I was working on some research last semester and ran across something that I found to be incredibly interesting. At the time, I was preparing for a trip to Barcelona, so whenever I could use examples or data from that city, I did so.
Last time I checked, Barcelona is the most densely-built city in Western Europe - I think on the entire continent. Obviously, it blows every American city out of the water, even Manhattan. The graphic below illustrates Barcelona's land use pattern with that of Atlanta in 1990. Same population, 26x less land mass.
Both of these cities hosted the Olympics in the 1990's. Barcelona in '92 and Atlanta in '96. It is widely acknowledged that the the '92 Olympics helped propel Barcelona into the ranks of "global cities". I'm not sure if that argument can be made for Atlanta.
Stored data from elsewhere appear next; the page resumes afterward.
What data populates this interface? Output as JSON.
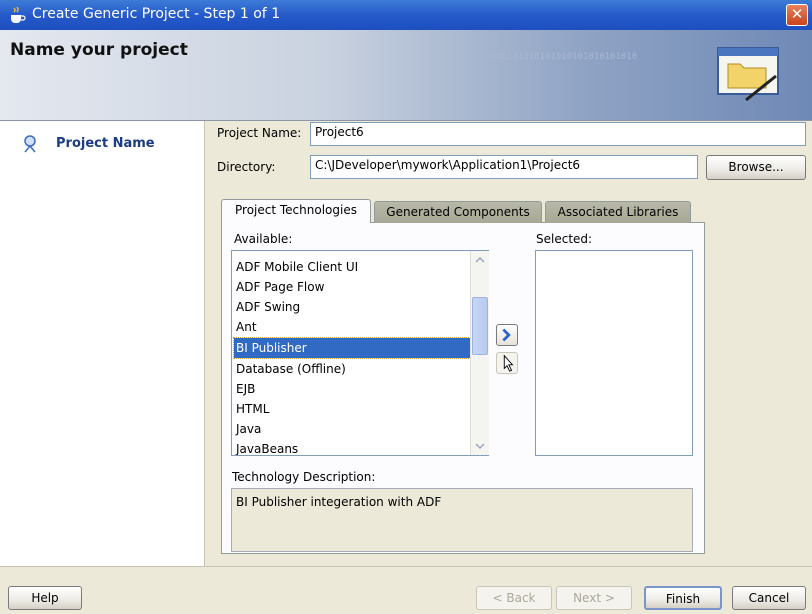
{
  "window": {
    "title": "Create Generic Project - Step 1 of 1",
    "close_glyph": "✕"
  },
  "header": {
    "title": "Name your project",
    "binary_text": "01010101010101010101010101010"
  },
  "sidebar": {
    "items": [
      {
        "label": "Project Name"
      }
    ]
  },
  "form": {
    "project_name_label": "Project Name:",
    "project_name_value": "Project6",
    "directory_label": "Directory:",
    "directory_value": "C:\\JDeveloper\\mywork\\Application1\\Project6",
    "browse_label": "Browse..."
  },
  "tabs": [
    {
      "label": "Project Technologies",
      "active": true
    },
    {
      "label": "Generated Components",
      "active": false
    },
    {
      "label": "Associated Libraries",
      "active": false
    }
  ],
  "technologies": {
    "available_label": "Available:",
    "selected_label": "Selected:",
    "available_items": [
      "ADF Mobile Client UI",
      "ADF Page Flow",
      "ADF Swing",
      "Ant",
      "BI Publisher",
      "Database (Offline)",
      "EJB",
      "HTML",
      "Java",
      "JavaBeans"
    ],
    "selected_item": "BI Publisher",
    "selected_items": [],
    "description_label": "Technology Description:",
    "description_text": "BI Publisher integeration with ADF"
  },
  "footer": {
    "help_label": "Help",
    "back_label": "< Back",
    "next_label": "Next >",
    "finish_label": "Finish",
    "cancel_label": "Cancel"
  },
  "colors": {
    "title_bar": "#2458c8",
    "selection": "#316ac5",
    "sidebar_link": "#1b3b82"
  }
}
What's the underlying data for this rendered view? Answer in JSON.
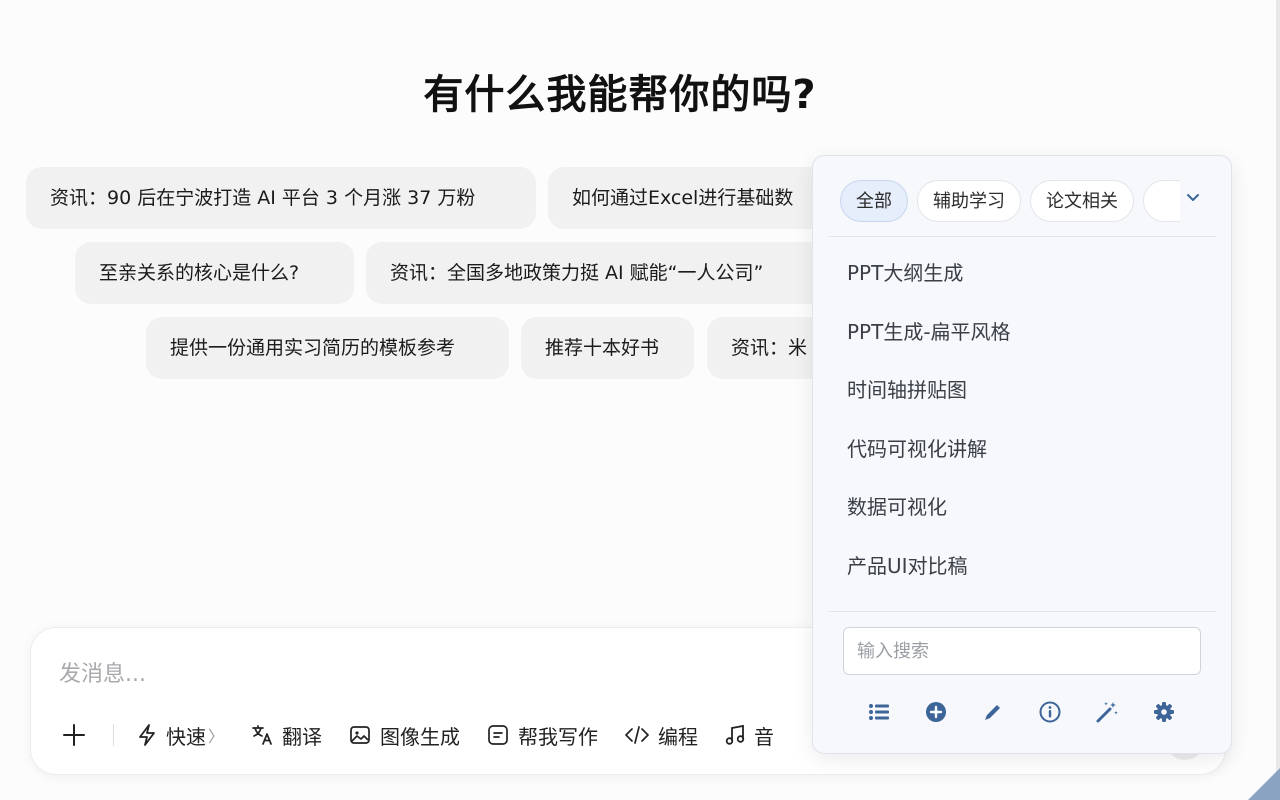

This is such an explicit example of how density affects cities. Barcelona is admired by many planners, urbanists, and yeah, ordinary people all over the world simply for its human energy and culture (among many other more concrete examples I'm not mentioning). Atlanta is often an example of how sprawl can choke a city; how to implement a failing public transit system, and the prime example of racial and income segregation.
So yes, I am proposing that if Atlanta would have even been able to control its growth as Barcelona has since it implemented its first land use plan, maybe Atlanta would be even more of a powerhouse than it is today and maybe would have avoided some of the social and environmental ills with which it is currently dealing.
On top of that. It's not just with public transit systems that the Europeans are more creative than many American cities. . . highways too! Ever thought of building a traffic circle into a bridge, over three levels of traffic? Catalan engineers did.